Studer introduced Watson to his vision for the children’s hospital, first at a Wahoos game and subsequently at his home. Those conversations got Watson to thinking and led to prayerful consideration and conversation at the Watson house.

“The Lord has given us an amazing platform with which to be helpful, and we want to see this dream of a children’s hospital come true,” said Angie.

She said that, in her experience at Sacred Heart, nurses, doctors and staff have always been very much attuned to what families need and want.

“When we picked up (our adopted daughter) Dakota, we were at the hospital for four days, and we enjoyed a sense of relationship with hospital personnel at every level. We felt like we were very much involved in everything that was going forward.”

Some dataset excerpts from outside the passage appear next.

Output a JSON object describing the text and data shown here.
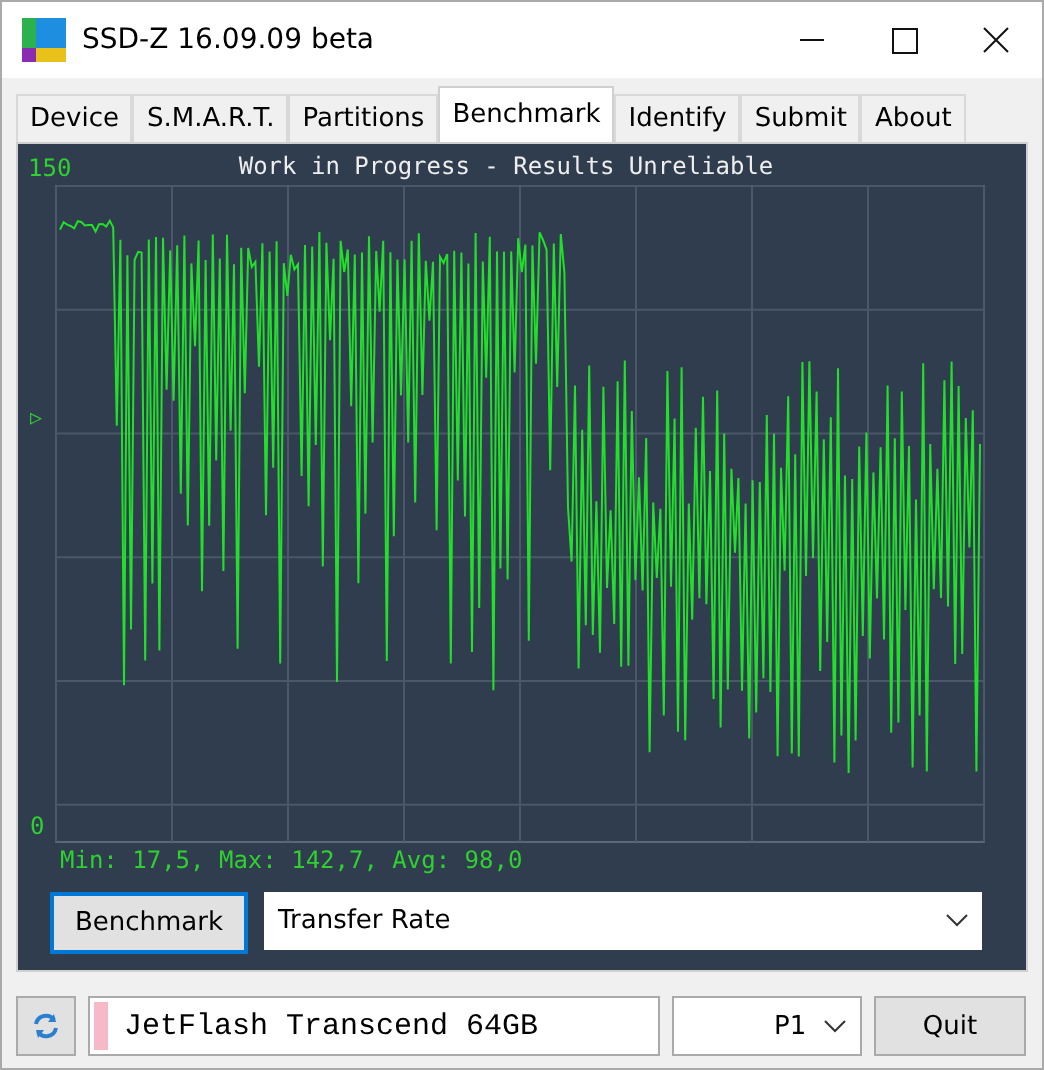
{
  "window": {
    "title": "SSD-Z 16.09.09 beta"
  },
  "tabs": [
    {
      "label": "Device",
      "selected": false
    },
    {
      "label": "S.M.A.R.T.",
      "selected": false
    },
    {
      "label": "Partitions",
      "selected": false
    },
    {
      "label": "Benchmark",
      "selected": true
    },
    {
      "label": "Identify",
      "selected": false
    },
    {
      "label": "Submit",
      "selected": false
    },
    {
      "label": "About",
      "selected": false
    }
  ],
  "graph": {
    "title": "Work in Progress - Results Unreliable",
    "top_label": "150",
    "bottom_label": "0",
    "marker": "▷",
    "stats": "Min: 17,5, Max: 142,7, Avg: 98,0"
  },
  "benchmark_button": "Benchmark",
  "mode_select": {
    "value": "Transfer Rate"
  },
  "drive_select": {
    "value": "JetFlash Transcend 64GB"
  },
  "partition_select": {
    "value": "P1"
  },
  "quit_button": "Quit"
}
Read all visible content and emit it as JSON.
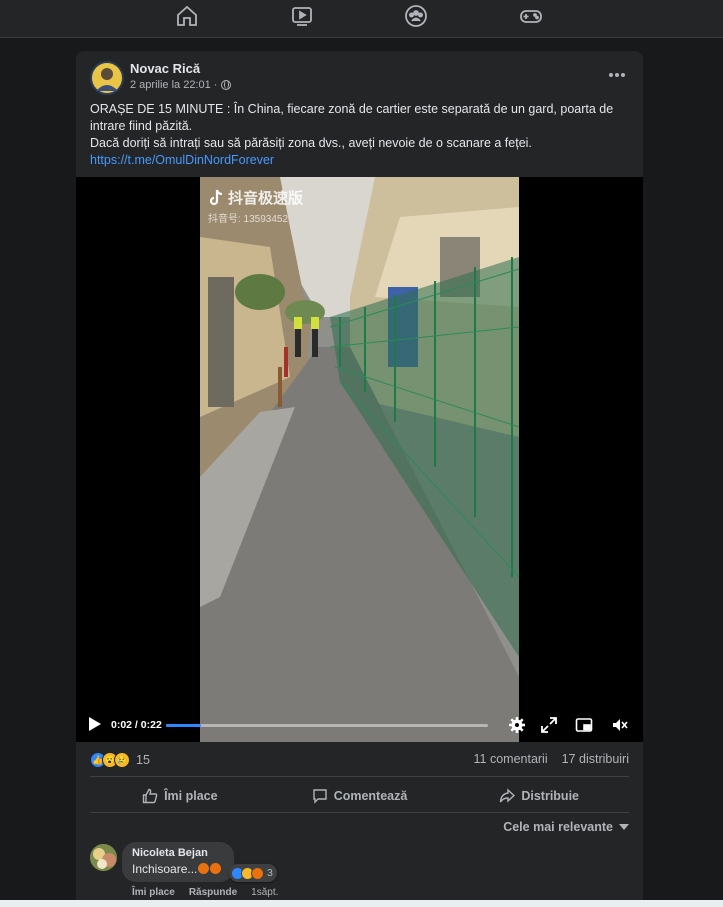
{
  "nav": {
    "icons": [
      "home-icon",
      "watch-icon",
      "groups-icon",
      "gaming-icon"
    ]
  },
  "post": {
    "author": "Novac Rică",
    "timestamp": "2 aprilie la 22:01 ·",
    "text_line1": "ORAȘE DE 15 MINUTE : În China, fiecare zonă de cartier este separată de un gard, poarta de intrare fiind păzită.",
    "text_line2": "Dacă doriți să intrați sau să părăsiți zona dvs., aveți nevoie de o scanare a feței.",
    "link": "https://t.me/OmulDinNordForever"
  },
  "video": {
    "watermark": "抖音极速版",
    "watermark_id": "抖音号: 13593452",
    "time": "0:02 / 0:22",
    "progress": 0.11
  },
  "stats": {
    "reaction_count": "15",
    "comments": "11 comentarii",
    "shares": "17 distribuiri"
  },
  "actions": {
    "like": "Îmi place",
    "comment": "Comentează",
    "share": "Distribuie"
  },
  "sort_label": "Cele mai relevante",
  "comment": {
    "author": "Nicoleta Bejan",
    "text": "Inchisoare...",
    "reaction_count": "3",
    "like": "Îmi place",
    "reply": "Răspunde",
    "age": "1săpt."
  },
  "colors": {
    "accent": "#2d88ff",
    "link": "#4599ff",
    "card_bg": "#242526",
    "page_bg": "#18191a"
  }
}
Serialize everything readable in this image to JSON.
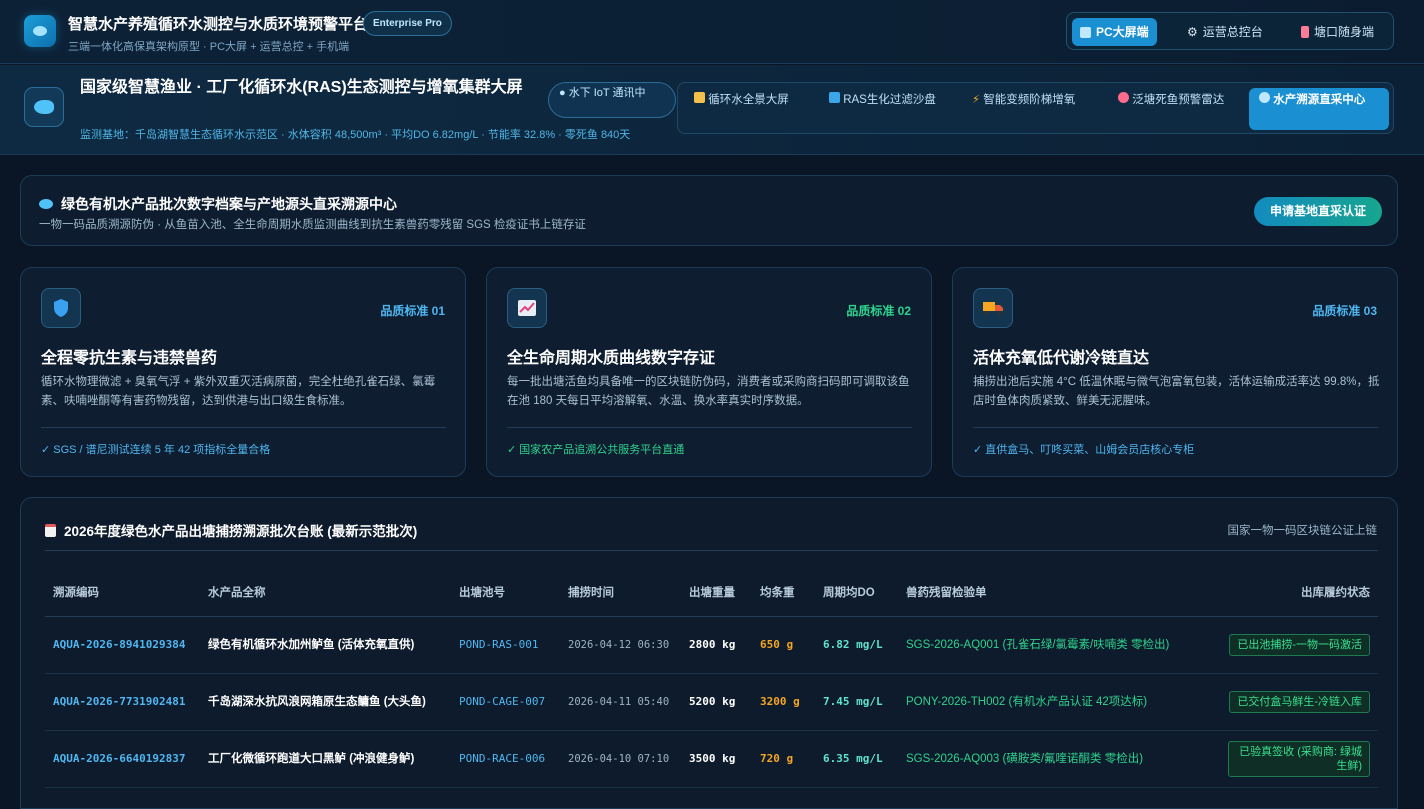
{
  "header": {
    "title": "智慧水产养殖循环水测控与水质环境预警平台",
    "badge": "Enterprise Pro",
    "subtitle": "三端一体化高保真架构原型 · PC大屏 + 运营总控 + 手机端",
    "views": [
      {
        "label": "PC大屏端",
        "icon": "monitor-icon",
        "active": true
      },
      {
        "label": "运营总控台",
        "icon": "gear-icon",
        "active": false
      },
      {
        "label": "塘口随身端",
        "icon": "mobile-icon",
        "active": false
      }
    ]
  },
  "module": {
    "title": "国家级智慧渔业 · 工厂化循环水(RAS)生态测控与增氧集群大屏",
    "meta": "监测基地：千岛湖智慧生态循环水示范区 · 水体容积 48,500m³ · 平均DO 6.82mg/L · 节能率 32.8% · 零死鱼 840天",
    "iot_status": "● 水下 IoT 通讯中",
    "tabs": [
      {
        "label": "循环水全景大屏",
        "icon": "bar-chart-icon",
        "active": false
      },
      {
        "label": "RAS生化过滤沙盘",
        "icon": "refresh-icon",
        "active": false
      },
      {
        "label": "智能变频阶梯增氧",
        "icon": "bolt-icon",
        "active": false
      },
      {
        "label": "泛塘死鱼预警雷达",
        "icon": "alarm-icon",
        "active": false
      },
      {
        "label": "水产溯源直采中心",
        "icon": "fish-icon",
        "active": true
      }
    ]
  },
  "banner": {
    "title": "绿色有机水产品批次数字档案与产地源头直采溯源中心",
    "subtitle": "一物一码品质溯源防伪 · 从鱼苗入池、全生命周期水质监测曲线到抗生素兽药零残留 SGS 检疫证书上链存证",
    "button": "申请基地直采认证"
  },
  "cards": [
    {
      "icon": "shield-icon",
      "tag": "品质标准 01",
      "tag_color": "#4fb6f0",
      "title": "全程零抗生素与违禁兽药",
      "desc": "循环水物理微滤 + 臭氧气浮 + 紫外双重灭活病原菌，完全杜绝孔雀石绿、氯霉素、呋喃唑酮等有害药物残留，达到供港与出口级生食标准。",
      "foot": "✓ SGS / 谱尼测试连续 5 年 42 项指标全量合格",
      "foot_color": "#4fb6f0"
    },
    {
      "icon": "trend-chart-icon",
      "tag": "品质标准 02",
      "tag_color": "#2fd28d",
      "title": "全生命周期水质曲线数字存证",
      "desc": "每一批出塘活鱼均具备唯一的区块链防伪码，消费者或采购商扫码即可调取该鱼在池 180 天每日平均溶解氧、水温、换水率真实时序数据。",
      "foot": "✓ 国家农产品追溯公共服务平台直通",
      "foot_color": "#2fd28d"
    },
    {
      "icon": "truck-icon",
      "tag": "品质标准 03",
      "tag_color": "#4fb6f0",
      "title": "活体充氧低代谢冷链直达",
      "desc": "捕捞出池后实施 4°C 低温休眠与微气泡富氧包装，活体运输成活率达 99.8%，抵店时鱼体肉质紧致、鲜美无泥腥味。",
      "foot": "✓ 直供盒马、叮咚买菜、山姆会员店核心专柜",
      "foot_color": "#4fb6f0"
    }
  ],
  "ledger": {
    "title": "2026年度绿色水产品出塘捕捞溯源批次台账 (最新示范批次)",
    "note": "国家一物一码区块链公证上链",
    "columns": [
      "溯源编码",
      "水产品全称",
      "出塘池号",
      "捕捞时间",
      "出塘重量",
      "均条重",
      "周期均DO",
      "兽药残留检验单",
      "出库履约状态"
    ],
    "rows": [
      {
        "code": "AQUA-2026-8941029384",
        "name": "绿色有机循环水加州鲈鱼 (活体充氧直供)",
        "pond": "POND-RAS-001",
        "time": "2026-04-12 06:30",
        "weight": "2800 kg",
        "avg": "650 g",
        "do": "6.82 mg/L",
        "test": "SGS-2026-AQ001 (孔雀石绿/氯霉素/呋喃类 零检出)",
        "status": "已出池捕捞-一物一码激活"
      },
      {
        "code": "AQUA-2026-7731902481",
        "name": "千岛湖深水抗风浪网箱原生态鳙鱼 (大头鱼)",
        "pond": "POND-CAGE-007",
        "time": "2026-04-11 05:40",
        "weight": "5200 kg",
        "avg": "3200 g",
        "do": "7.45 mg/L",
        "test": "PONY-2026-TH002 (有机水产品认证 42项达标)",
        "status": "已交付盒马鲜生-冷链入库"
      },
      {
        "code": "AQUA-2026-6640192837",
        "name": "工厂化微循环跑道大口黑鲈 (冲浪健身鲈)",
        "pond": "POND-RACE-006",
        "time": "2026-04-10 07:10",
        "weight": "3500 kg",
        "avg": "720 g",
        "do": "6.35 mg/L",
        "test": "SGS-2026-AQ003 (磺胺类/氟喹诺酮类 零检出)",
        "status": "已验真签收 (采购商: 绿城生鲜)"
      }
    ]
  }
}
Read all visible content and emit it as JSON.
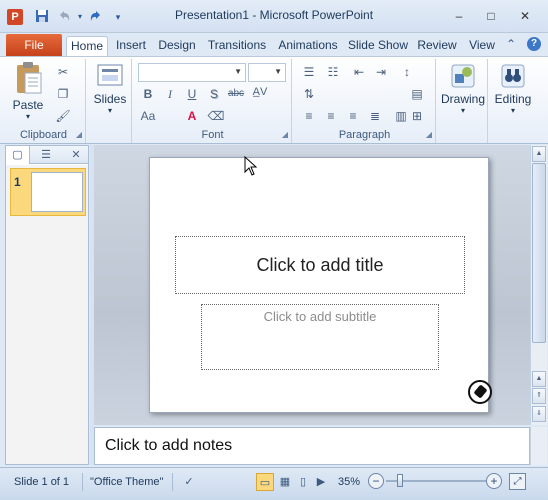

Angie said that the children’s hospital undoubtedly will have a regional impact.

“It’s not a stretch to say that people from a large radius will come to Sacred Heart for services and many of them will fall in love with Pensacola while they’re here. As a parent of two children (the Watsons also have an adopted son, Caleb), I know that health care, along with schools, is one of the things you think about when you decide where to raise a family. Having one of the best children’s hospitals in the country here will be a big factor for people.”

To Bubba, supporting the hospital feels like acing a par 3.

“I am far from perfect,” he said. “I make a lot of mistakes, as a parent, as a husband, and especially on the golf course — I make a lot of bogeys. The goal for me is always to get better. I benefitted from a community that supported junior golf and enabled me to make progress toward living my dream. Now, it’s good to be able to give back.”